Specializes in Cardiology and ER Nursing.

Some patient's are jerks because well they are jerks.

Others are jerks because they are scared, nervous, or in pain.

You just try not to take anything personally and stay professional.

Sure we vent when at the desk quietly and you bet I'm going to hand off in report that a patient is needy. I'm also going to share what tricks I've learned to help me get out quicker. Must fluff the pillow a. certain way or they will take twenty minutes telling you that your doing it wrong, or making you reapply Chapstick over and over again for fifteen minutes? True story.

Some patients can take a thirty second task and draw it out for twenty minutes. Have a patient that is ****** as hell that he's hospitalized and wants the world to know it while being non compliant with treatment because he's ****** he's in the hospital? Yes, I'm passing that on as well. They need to know they are going to be in for a fight to accomplish their therapeutic goals.

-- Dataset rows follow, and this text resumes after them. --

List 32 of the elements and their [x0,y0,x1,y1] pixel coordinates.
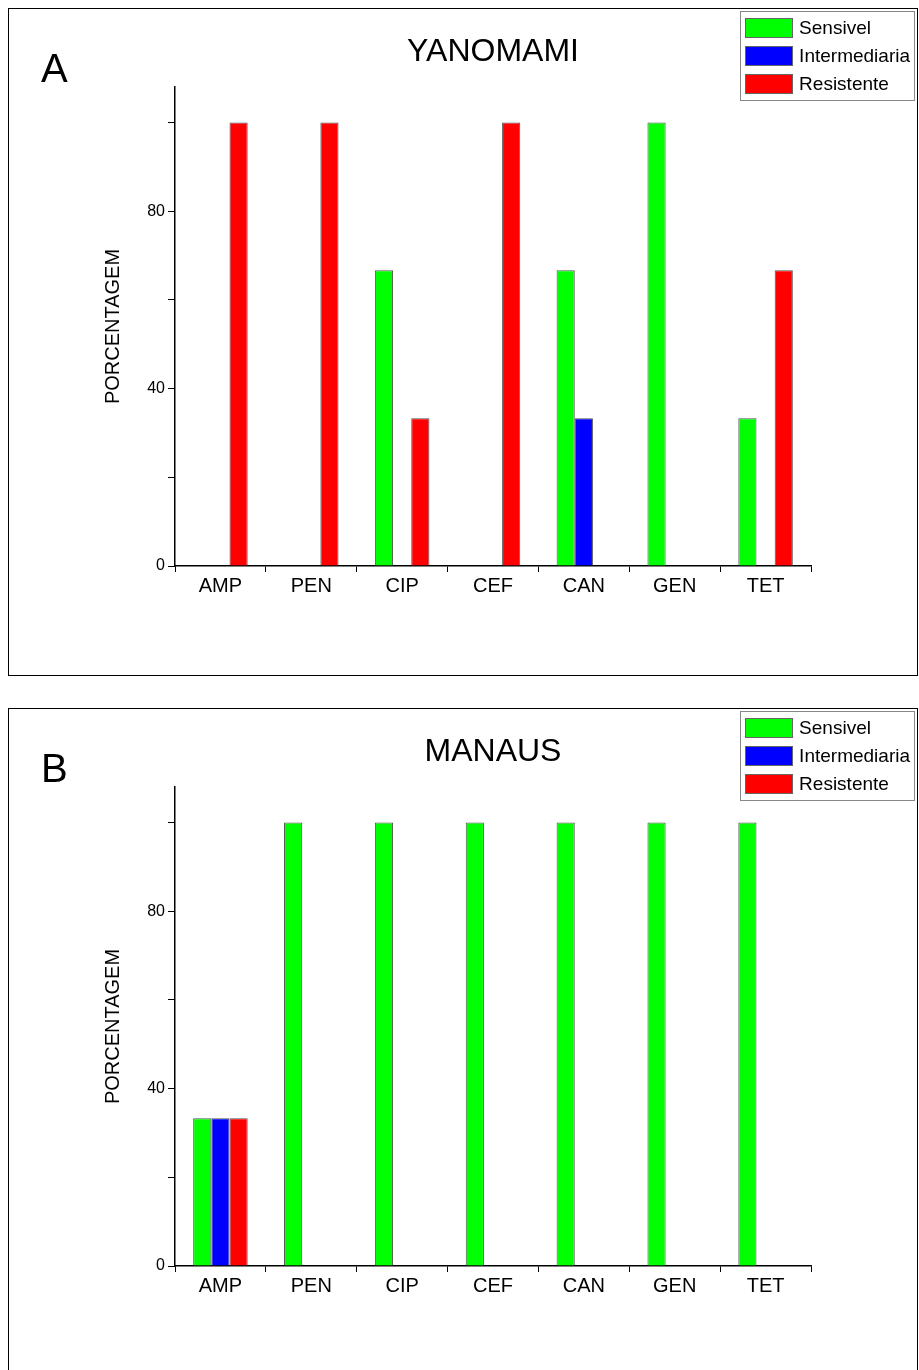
chart-title: YANOMAMI [407,31,579,68]
x-tick-label: GEN [653,573,697,596]
chart-title: MANAUS [424,731,562,768]
y-tick-label: 40 [147,1079,166,1096]
y-axis-title: PORCENTAGEM [100,248,123,405]
x-tick-label: AMP [198,1273,243,1296]
y-tick-label: 80 [147,901,166,919]
x-tick-label: CEF [473,573,513,596]
y-tick-label: 0 [156,1256,166,1274]
x-tick-label: TET [746,1273,785,1296]
legend-label: Intermediaria [799,44,910,68]
legend-label: Resistente [799,772,889,796]
x-tick-label: CIP [385,573,419,596]
legend-label: Sensivel [799,16,871,40]
text: B [41,746,68,791]
x-tick-label: TET [746,573,785,596]
x-tick-label: GEN [653,1273,697,1296]
y-tick-label: 0 [156,556,166,574]
legend-label: Intermediaria [799,744,910,768]
legend-label: Resistente [799,72,889,96]
y-tick-label: 80 [147,201,166,219]
text: A [41,46,68,91]
y-tick-label: 40 [147,379,166,396]
x-tick-label: CAN [562,1273,605,1296]
x-tick-label: PEN [290,1273,332,1296]
x-tick-label: CAN [562,573,605,596]
y-axis-title: PORCENTAGEM [100,948,123,1105]
x-tick-label: AMP [198,573,243,596]
x-tick-label: CIP [385,1273,419,1296]
x-tick-label: CEF [473,1273,513,1296]
x-tick-label: PEN [290,573,332,596]
legend-label: Sensivel [799,716,871,740]
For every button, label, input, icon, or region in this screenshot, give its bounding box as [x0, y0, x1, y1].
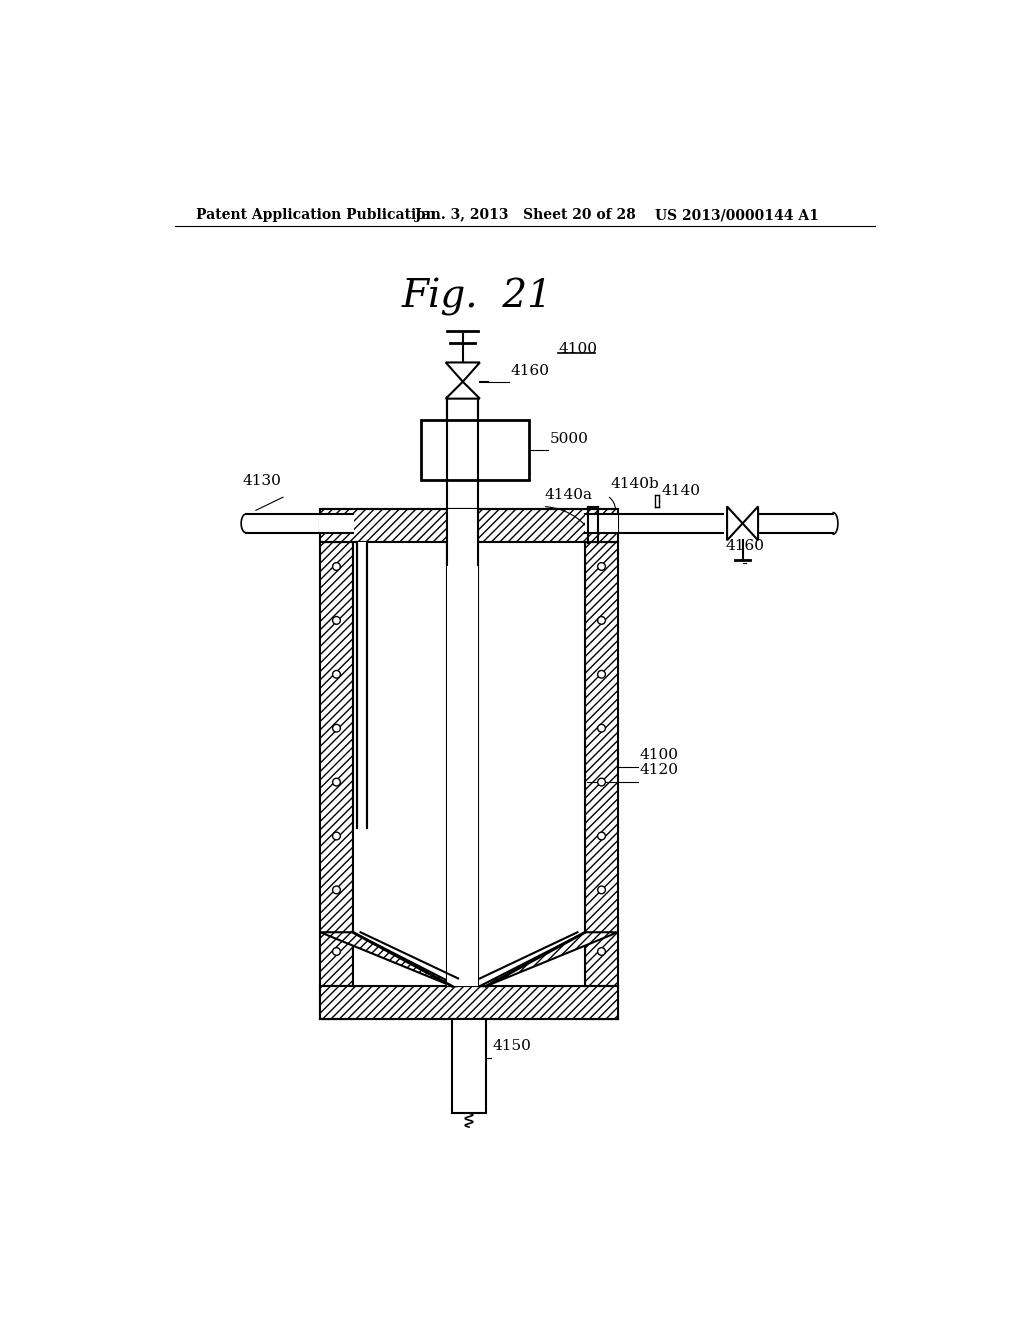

Maybe they can think of something I can't.I also know I've gotten report that people were jerks and been fine with them, but sometimes a patient looks at someone and they remind them of their mother in law or something and they determine to make life miserable for that nurse or aide. Does it change the fact that they are still a jerk? No. Does it mean I pause outside the door, take a deep breath and force a smile on my face before I enter the room? Yes.